Advogada e assessora no Gabinete da Superintendência-Geral do Cade (Conselho Administrativo de Defesa Econômica)

No Brasil de 2020, em que tanto se discute sobre a construção de um “novo normal”, também o dever cívico-democrático de ir às urnas ganhou cara nova. Além da alteração do calendário eleitoral e dos novos procedimentos sanitários que deverão ser adotados nas seções de votação, mudanças na eleição são esperadas pela relevância que o debate sobre a autonomia dos municípios ganhou neste ano.

A autonomia dos entes federativos é prevista na Constituição de 1988 e, com relação aos municípios, representou uma significativa mudança no status que anteriormente detinham, reconhecidos como meros entes administrativos e não políticos. A postura do constituinte brasileiro foi novidade não só em nossa história, mas no cenário internacional, já que em nenhuma outra federação existe um sistema político-administrativo com três níveis de entes autônomos.

Como toda ideia nova, o modelo brasileiro ainda enfrenta situações que condicionam a autonomia ao posto de mera promessa constitucional: inúmeros municípios sequer conseguem arrecadar o suficiente para o pagamento de suas despesas de pessoal e prestação dos serviços públicos de sua competência; as competências tributárias foram dividas desigualmente pelo constituinte, em prejuízo aos entes menores; esses entes não participam da formação da vontade nacional, já que não têm assento no Congresso; do mesmo modo, não podem questionar no Supremo a constitucionalidade de leis e atos normativos.

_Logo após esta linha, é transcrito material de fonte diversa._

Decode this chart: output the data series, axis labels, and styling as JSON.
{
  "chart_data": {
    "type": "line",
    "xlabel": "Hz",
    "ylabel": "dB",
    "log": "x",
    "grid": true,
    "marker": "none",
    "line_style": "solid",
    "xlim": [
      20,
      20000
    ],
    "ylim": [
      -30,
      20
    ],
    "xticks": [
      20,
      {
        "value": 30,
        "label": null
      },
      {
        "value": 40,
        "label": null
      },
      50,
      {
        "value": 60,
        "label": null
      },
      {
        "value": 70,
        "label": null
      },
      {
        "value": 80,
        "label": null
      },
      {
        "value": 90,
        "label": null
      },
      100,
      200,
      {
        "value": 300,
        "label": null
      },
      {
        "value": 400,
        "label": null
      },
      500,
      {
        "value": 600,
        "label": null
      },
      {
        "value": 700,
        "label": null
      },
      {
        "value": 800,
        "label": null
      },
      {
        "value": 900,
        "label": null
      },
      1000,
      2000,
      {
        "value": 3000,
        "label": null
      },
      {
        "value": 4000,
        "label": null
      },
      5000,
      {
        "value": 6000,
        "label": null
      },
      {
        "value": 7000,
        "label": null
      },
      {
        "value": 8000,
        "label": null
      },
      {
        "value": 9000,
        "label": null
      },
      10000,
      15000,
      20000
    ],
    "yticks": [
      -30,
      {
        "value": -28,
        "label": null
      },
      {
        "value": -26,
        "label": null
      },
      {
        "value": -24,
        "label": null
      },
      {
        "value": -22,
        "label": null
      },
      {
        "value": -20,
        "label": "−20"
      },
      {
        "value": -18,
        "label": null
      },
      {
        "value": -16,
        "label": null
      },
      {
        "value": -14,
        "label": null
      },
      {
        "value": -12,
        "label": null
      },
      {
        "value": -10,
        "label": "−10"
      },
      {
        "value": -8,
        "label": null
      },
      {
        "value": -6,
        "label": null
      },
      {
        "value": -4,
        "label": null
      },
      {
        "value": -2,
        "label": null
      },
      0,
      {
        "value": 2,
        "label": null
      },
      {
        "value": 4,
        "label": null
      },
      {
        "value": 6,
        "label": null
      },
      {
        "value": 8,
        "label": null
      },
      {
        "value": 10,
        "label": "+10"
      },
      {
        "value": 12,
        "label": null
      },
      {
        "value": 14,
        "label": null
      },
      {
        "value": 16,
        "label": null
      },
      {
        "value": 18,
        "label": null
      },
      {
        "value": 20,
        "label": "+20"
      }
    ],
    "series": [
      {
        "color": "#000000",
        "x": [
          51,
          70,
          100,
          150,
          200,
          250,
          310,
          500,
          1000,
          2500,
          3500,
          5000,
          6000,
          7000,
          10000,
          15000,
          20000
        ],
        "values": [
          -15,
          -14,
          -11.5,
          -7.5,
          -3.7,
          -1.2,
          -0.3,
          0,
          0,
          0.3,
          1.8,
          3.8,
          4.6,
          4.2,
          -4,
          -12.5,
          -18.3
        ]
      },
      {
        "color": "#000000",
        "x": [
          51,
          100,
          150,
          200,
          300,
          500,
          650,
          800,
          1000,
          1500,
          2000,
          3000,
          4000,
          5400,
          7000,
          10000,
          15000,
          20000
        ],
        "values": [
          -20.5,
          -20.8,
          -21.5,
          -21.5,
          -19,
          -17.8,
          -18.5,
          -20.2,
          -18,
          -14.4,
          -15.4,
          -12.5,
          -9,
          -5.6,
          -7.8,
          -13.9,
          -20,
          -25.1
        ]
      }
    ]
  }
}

Sem deixar de reconhecer os percalços que dificultam uma atuação autônoma dos municípios, o ano de 2020 parece ensaiar alguns passos no sentido de trazer para a realidade a promessa constitucional. A crise multidimensional causada pelo coronavírus —de ordem sanitária, econômica, política etc.— é o melhor exemplo. A pandemia foi estopim para a decisão do Supremo Tribunal Federal (ADI 6.341) que assegurou aos municípios a possibilidade de, sozinhos, imporem medidas normativas e administrativas de enfretamento à doença, sem guardar obediência com as ordens emanadas de estados e da União.

Certamente que a motivação da corte para essa decisão não se fundou apenas na previsão de autonomia, mas sobretudo no fato de que a atuação de gestores locais parecia mais protetiva à saúde pública e adequada às realidades locais. As consequências, no entanto, foram mais amplas ao levar aos olhos da população o importante papel que os entes municipais podem desempenhar na proteção de interesses da população local.

Os municípios ganharam posição de destaque na gestão da crise de saúde: criaram protocolos de isolamento e reabertura; construíram hospitais de campanha; fiscalizaram o cumprimento das normas de proteção sanitária; buscaram alternativa ao ensino público presencial. É claro que a face oposta também foi colocada sob holofotes: ao ganharem mais autonomia, alguns municípios se revelaram inaptos a gerirem as funções que lhe cabiam ou o fizeram de forma ímproba e/ou fraudulenta.

Em um ou em outro caso, o cenário colocado desperta no eleitor maior cautela, interesse e atenção na hora de escolher os representantes do Executivo e do Legislativo locais. Se é verdade o ditado de que “grandes poderes vêm com grandes responsabilidades”, o dever de escolher prefeitos e vereadores coloca sobre as costas do cidadão uma responsabilidade maior, compatível com os poderes que a constituição e, paulatinamente, os demais Poderes republicanos, colocam nas mãos dos municípios.